The waitress had arrived with Deirdre’s hamburger. Deirdre deluged her burger with catsup, then mashed the bun down on top, twisting it to spread the catsup evenly. She took a bite, chewed thoroughly, then continued. “At first, she’d leave us alone in the house, expecting me to look after Darryl. Then one of the neighbors complained to child welfare so she started bringing her dates home.” Her laugh was hollow. “Less than a year later, she married again. It would have been sooner, but the guy was still married and they were waiting for the divorce to come through.” She chewed thoughtfully on a fry. “Carson was nice enough, I suppose. He moved us all into a big house on Narragansett Bay.” She took a drink of water. “Odd what you remember. He helped us with our homework. Like I said, a nice man. Everything was hunky-dory until he got killed in a plane crash.”
I was beginning to feel a little sorry for Deirdre and her brother. “That’s really sad,” I said. “Just when you think you’ve picked up all the pieces, something comes along to knock them right out of your hand.”
“Well, Mom didn’t waste much time crying over the broken pieces. She went looking for Lynwood instead.”
“Lynwood?”
“Lynwood Tinsley. Of her exes, she was married to Lynwood the longest. Broke up his marriage, too, in order to do it.” Deirdre dredged a fry through the catsup that was leaking over the edge of her burger. “I don’t think Lynwood was all too happy with Mother,” she said. “I never knew him all that well, but I think he got more than he bargained for. Mother would give these big parties, invite everybody, drink a little too much, and stru
t her stuff. Well, you’ve seen the outfits she wears.”
I nodded.
“Lynwood kept his rage all bottled up. My theory is that it turned in on him. Killed the poor cuss.”
“Cancer?” I asked.
She nodded. “Colon.”
“Too bad.”
Deirdre shrugged. “Lynwood was never a part of my life. He never helped me out financially or anything.” She dusted her fries with salt. “I’ve been on my own since I turned eighteen.”

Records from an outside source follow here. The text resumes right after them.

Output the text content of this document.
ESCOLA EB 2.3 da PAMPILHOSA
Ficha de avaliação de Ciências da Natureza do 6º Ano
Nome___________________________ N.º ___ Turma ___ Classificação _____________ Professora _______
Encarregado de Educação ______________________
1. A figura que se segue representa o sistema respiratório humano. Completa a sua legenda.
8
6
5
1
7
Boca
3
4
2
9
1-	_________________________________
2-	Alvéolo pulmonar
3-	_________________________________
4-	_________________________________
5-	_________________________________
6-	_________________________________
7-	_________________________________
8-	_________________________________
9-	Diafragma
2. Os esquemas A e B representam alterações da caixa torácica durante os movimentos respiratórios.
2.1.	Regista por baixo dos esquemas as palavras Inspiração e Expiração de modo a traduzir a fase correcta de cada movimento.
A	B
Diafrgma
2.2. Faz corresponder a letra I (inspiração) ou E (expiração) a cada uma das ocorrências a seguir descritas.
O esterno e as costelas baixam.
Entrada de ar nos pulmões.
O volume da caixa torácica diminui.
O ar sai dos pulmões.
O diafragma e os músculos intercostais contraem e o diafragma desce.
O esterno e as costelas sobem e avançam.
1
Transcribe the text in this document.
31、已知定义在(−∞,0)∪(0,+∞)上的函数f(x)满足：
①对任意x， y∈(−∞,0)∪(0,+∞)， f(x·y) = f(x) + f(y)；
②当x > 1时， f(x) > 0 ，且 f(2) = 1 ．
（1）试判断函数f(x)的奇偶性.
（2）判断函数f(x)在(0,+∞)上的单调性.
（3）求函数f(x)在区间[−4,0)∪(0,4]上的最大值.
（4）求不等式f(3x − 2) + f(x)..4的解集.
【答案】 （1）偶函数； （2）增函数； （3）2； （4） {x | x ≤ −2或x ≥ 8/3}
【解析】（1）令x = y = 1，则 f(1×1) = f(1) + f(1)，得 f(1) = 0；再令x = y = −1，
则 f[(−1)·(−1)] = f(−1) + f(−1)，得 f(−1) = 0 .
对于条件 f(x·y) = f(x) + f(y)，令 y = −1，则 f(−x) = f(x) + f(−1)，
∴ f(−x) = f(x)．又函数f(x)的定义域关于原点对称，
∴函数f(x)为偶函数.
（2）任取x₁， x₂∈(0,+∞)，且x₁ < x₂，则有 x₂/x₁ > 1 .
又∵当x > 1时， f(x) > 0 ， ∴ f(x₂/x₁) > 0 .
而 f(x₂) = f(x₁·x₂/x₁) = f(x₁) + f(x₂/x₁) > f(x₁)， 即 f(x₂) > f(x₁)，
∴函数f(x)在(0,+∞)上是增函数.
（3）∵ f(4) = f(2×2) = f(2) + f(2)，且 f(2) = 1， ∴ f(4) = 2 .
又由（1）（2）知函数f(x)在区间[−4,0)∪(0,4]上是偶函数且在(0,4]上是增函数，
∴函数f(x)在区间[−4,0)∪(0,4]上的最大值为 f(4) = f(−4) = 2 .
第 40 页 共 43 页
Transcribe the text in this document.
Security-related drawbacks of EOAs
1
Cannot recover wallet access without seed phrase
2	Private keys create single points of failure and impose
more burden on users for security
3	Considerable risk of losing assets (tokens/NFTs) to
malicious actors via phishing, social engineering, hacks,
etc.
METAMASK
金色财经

I thought about the small fortune we’d spent educating Emily at Bryn Mawr. Deirdre was working on her Ph.D. That meant a prior B.A. and probably a master’s. Where had the money come from? “How on earth did you manage?” I asked.

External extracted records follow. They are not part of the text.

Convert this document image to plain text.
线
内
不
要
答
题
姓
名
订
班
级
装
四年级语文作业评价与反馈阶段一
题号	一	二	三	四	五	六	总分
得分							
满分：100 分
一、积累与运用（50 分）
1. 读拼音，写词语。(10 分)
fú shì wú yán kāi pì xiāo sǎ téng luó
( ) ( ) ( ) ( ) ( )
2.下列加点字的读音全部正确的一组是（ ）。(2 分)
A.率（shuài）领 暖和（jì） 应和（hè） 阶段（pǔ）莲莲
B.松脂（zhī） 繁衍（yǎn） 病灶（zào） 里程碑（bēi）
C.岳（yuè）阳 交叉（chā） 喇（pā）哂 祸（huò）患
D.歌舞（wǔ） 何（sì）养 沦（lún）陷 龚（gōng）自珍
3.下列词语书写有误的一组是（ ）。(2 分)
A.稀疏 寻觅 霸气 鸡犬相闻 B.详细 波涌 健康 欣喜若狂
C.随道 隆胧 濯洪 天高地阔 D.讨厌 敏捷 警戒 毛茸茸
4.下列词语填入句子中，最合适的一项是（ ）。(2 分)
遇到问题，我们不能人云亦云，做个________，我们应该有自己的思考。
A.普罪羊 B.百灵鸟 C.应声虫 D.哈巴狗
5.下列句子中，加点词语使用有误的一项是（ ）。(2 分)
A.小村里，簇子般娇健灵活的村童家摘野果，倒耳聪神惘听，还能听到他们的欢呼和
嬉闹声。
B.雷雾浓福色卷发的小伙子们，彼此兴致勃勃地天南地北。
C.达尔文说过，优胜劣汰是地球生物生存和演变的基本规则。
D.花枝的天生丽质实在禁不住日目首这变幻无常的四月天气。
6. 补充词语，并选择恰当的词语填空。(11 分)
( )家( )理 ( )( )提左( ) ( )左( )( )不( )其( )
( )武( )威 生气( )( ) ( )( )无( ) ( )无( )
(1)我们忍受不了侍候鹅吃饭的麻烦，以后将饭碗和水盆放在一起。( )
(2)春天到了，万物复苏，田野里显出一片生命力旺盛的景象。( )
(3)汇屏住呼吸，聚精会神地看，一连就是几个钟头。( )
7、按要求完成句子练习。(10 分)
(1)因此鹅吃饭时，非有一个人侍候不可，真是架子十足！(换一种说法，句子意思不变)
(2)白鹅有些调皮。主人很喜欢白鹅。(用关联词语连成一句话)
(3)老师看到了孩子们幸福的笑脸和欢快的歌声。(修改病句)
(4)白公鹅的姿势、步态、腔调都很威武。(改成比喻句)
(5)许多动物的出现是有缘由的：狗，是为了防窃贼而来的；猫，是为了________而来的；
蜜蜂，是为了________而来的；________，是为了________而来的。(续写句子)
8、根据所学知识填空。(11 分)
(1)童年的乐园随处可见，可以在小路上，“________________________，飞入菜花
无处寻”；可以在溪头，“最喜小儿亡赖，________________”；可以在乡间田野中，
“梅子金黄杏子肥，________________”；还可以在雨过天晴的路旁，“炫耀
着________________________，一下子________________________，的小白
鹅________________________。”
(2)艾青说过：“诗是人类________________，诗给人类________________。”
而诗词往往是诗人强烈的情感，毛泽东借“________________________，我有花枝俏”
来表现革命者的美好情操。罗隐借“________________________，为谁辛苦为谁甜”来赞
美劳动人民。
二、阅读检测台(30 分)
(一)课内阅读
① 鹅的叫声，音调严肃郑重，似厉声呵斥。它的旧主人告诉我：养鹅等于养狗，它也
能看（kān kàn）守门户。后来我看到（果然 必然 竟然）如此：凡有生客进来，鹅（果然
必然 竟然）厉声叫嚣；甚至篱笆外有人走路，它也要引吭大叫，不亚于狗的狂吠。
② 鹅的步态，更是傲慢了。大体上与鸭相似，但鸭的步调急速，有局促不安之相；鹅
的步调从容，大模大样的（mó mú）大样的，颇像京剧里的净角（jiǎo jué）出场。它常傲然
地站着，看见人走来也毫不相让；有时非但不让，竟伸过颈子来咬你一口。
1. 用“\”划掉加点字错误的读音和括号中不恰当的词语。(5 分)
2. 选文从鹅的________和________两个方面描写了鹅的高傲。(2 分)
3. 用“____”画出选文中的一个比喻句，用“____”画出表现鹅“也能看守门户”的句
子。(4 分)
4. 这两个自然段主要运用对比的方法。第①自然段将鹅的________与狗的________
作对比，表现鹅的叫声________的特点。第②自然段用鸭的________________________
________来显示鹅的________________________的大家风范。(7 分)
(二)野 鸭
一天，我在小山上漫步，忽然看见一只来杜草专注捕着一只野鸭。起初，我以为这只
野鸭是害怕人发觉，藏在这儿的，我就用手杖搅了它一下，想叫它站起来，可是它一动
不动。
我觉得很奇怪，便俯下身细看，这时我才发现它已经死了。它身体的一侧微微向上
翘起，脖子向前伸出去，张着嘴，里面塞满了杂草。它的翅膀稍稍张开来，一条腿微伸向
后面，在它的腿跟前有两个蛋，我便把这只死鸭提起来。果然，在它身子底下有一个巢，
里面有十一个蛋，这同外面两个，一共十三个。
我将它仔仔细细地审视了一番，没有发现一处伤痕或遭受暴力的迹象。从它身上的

Deirdre wiped her chin with her napkin. “Scholarships. Part-time jobs. Actually, Lynwood was willing to help out with college fees, but Mom said absolutely not. She had this theory that the only things we appreciate are the things we have to work for.” Deirdre grimaced. “She’d rather spend Lynwood’s money on cruises.”
I wondered if Darlene had truly appreciated the men she had worked so hard to catch. “You’ve come a long way on your own, Deirdre. Didn’t Darlene tell me you’re working on your Ph.D.?”
“Uh-huh. In biology.”
I nibbled around the circumference of my fried potato while I wondered if students working in biology labs had access to drugs like clonidine hydrochloride. “Did Darlene give Darryl money for college?” I asked.

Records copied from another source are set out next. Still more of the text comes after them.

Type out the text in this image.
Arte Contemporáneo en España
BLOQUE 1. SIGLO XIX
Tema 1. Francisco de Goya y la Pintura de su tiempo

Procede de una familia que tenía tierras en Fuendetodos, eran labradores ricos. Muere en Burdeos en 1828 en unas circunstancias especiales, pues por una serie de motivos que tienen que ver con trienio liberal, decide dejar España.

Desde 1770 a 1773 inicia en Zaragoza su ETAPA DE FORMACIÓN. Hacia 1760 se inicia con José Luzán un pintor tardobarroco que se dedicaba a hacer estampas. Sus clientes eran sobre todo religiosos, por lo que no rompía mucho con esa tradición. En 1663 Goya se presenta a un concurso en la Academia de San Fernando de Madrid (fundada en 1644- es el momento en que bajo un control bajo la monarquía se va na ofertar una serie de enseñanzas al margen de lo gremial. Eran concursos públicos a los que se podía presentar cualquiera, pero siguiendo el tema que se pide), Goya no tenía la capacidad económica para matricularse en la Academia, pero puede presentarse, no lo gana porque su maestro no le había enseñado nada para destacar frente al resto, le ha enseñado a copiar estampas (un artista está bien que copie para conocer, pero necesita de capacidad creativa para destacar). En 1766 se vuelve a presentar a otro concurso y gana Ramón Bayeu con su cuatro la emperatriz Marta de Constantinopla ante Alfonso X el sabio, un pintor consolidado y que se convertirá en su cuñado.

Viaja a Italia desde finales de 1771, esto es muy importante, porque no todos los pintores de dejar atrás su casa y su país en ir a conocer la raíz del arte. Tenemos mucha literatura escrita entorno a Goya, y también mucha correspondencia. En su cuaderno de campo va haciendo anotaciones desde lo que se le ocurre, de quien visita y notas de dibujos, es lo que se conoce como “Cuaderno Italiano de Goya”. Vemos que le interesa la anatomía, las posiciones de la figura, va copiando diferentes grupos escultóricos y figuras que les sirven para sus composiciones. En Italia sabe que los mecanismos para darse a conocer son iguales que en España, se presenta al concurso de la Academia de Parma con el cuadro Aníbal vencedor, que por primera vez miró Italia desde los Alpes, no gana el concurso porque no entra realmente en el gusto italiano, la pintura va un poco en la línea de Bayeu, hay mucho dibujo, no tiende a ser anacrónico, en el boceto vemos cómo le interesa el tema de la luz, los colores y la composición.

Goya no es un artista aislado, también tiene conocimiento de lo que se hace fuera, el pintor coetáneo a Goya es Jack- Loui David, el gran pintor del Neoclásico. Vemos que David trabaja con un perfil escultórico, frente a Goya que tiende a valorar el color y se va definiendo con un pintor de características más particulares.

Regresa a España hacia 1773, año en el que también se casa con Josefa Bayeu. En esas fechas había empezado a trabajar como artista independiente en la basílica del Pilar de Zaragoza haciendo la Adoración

“Hah!” Deirdre grunted, her mouth half open. Straight white teeth hovered over both sides of the hamburger bun then slammed shut. “Not him, either. Mother held on to every freaking penny. Why do you think Darryl works here?” She bit down on the bun.
Good question. I peeked at my watch. Deirdre’s little brother was nearly twenty minutes late for his two-o’clock shift. Maybe, courtesy of Ruth, he’d come into sudden wealth and quit the job. “It’s well after two, Deirdre. You don’t suppose that Darryl’s won the lottery and told McGarvey’s to shove it?”